Mit ihrer Aktion will Schutzbach zeigen, dass Sexismus im Alltag nicht normal ist. Und sie will eine Debatte anstossen: «Die Schweiz ist ein Entwicklungsland in Sachen Geschlechterpolitik.» Man habe in der Schweiz die letzten Jahre vor allem über die Vereinbarkeit von Beruf und Familie gesprochen, aber: «Auch Sexualität ist politisch!»
Einige Politikerinnen haben mitgemacht beim «Aufschrei». Sie zeigen, dass Sexismus auch vor den Türen des Bundeshauses nicht haltmacht. Die SP-Nationalrätin Min Li Marti twitterte, dass ein Ratskollege ihr sagte, das Thema sei halt kompliziert, vielleicht könne ihr das ihr Mann (der Grünen-Nationalrat Balthasar Glättli) erklären. Ihre Parteikollegin Mattea
Meyer beteiligte sich ebenfalls: «Die Ratskollegen, die dich kichernd fragen, wann es Nacktbilder gebe von dir.» Ihr Tweet löste entrüstete Kommentare aus. Sie solle sich besser mit ihrer politischen Arbeit beschäftigen, als sich im Internet wichtigzumachen, schreibt ein User namens «Rockstr». Viele pflichten ihm bei. Sie müsse die Namen der Ratskollegen öffentlich machen, um zu beweisen, dass ihre Geschichte stimme, schreiben sie.

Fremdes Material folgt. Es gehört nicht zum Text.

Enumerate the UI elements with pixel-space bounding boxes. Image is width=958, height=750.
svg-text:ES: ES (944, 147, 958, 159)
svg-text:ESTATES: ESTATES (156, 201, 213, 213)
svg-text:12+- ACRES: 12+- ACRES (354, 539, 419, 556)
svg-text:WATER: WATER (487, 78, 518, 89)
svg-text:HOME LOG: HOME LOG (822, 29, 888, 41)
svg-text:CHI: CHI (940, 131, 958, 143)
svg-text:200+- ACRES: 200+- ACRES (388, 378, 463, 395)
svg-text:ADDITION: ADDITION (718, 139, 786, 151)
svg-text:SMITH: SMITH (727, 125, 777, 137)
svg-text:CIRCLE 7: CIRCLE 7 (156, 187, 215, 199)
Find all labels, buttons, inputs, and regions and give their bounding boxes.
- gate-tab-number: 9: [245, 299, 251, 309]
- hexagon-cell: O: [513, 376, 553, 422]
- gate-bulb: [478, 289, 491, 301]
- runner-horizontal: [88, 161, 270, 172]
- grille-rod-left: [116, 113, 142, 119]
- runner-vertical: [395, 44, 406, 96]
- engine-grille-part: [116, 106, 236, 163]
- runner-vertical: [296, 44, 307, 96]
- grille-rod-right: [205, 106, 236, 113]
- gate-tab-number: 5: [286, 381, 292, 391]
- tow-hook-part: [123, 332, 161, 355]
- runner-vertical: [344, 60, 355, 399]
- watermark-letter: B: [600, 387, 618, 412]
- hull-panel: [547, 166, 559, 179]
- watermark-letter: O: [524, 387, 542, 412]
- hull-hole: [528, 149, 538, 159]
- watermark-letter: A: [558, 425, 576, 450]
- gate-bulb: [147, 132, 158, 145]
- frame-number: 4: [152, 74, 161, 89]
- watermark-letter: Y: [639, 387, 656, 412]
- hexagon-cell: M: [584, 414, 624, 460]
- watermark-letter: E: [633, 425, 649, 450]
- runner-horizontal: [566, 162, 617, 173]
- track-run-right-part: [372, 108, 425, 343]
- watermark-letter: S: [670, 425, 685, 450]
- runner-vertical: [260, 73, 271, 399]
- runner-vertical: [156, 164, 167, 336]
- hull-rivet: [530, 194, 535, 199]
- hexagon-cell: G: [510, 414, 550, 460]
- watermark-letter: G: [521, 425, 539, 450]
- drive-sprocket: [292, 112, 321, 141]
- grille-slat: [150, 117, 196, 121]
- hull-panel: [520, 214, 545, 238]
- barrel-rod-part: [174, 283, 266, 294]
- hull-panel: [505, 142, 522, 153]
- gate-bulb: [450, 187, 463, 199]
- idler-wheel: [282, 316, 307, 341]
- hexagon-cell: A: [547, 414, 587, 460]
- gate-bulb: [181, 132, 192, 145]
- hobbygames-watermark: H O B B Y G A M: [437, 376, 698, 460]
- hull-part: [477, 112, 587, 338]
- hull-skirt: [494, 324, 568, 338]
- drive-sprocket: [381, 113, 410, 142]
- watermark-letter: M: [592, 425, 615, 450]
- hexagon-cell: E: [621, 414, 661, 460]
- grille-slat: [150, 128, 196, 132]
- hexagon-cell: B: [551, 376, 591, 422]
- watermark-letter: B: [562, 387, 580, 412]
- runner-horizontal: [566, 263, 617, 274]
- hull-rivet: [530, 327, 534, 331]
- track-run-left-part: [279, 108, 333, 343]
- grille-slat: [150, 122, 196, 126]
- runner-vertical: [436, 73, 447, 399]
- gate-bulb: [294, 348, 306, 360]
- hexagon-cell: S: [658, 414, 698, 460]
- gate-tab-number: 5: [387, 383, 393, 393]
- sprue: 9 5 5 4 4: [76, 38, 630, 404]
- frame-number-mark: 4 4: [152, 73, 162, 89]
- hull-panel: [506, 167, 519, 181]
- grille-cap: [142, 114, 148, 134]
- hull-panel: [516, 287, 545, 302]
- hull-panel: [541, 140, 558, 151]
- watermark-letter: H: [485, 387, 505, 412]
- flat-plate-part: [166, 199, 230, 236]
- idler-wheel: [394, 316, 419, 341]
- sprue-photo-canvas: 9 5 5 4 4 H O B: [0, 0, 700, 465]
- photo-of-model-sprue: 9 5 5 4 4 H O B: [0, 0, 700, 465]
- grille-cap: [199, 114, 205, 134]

Meyer ist damit nicht alleine. Viele wurden aufgefordert, mehr Details preiszugeben, weil sonst alles erfunden sein könnte. Auch Beschimpfungen und Drohungen machten die Runde: «Fick dich, du frustrierte Männerhasserin!», heisst es, oder: «Wenn ich deine Fotos ansehe, lässt du dich wohl nur von deinem Hund vögeln.» Auch Schutzbach wurde gedroht: «Ich werde dich in alle Löcher ficken.» Oft lese sie die Kommentare gar nicht, sagt sie. Die Mitinitiantin der Aktion, Anne-Sophie Keller, hat noch ein Rezept. Sie recherchiere, wer hinter den Kommentaren stecke, und melde dies dem Arbeitgeber: «Wenn sie noch jung sind, auch den Eltern.» Doch die Hassbotschaften lassen die Frauen nicht kalt, sagt Schutzbach: «Jede Beschimpfung ist wie ein kleiner, psychologischer Schock.»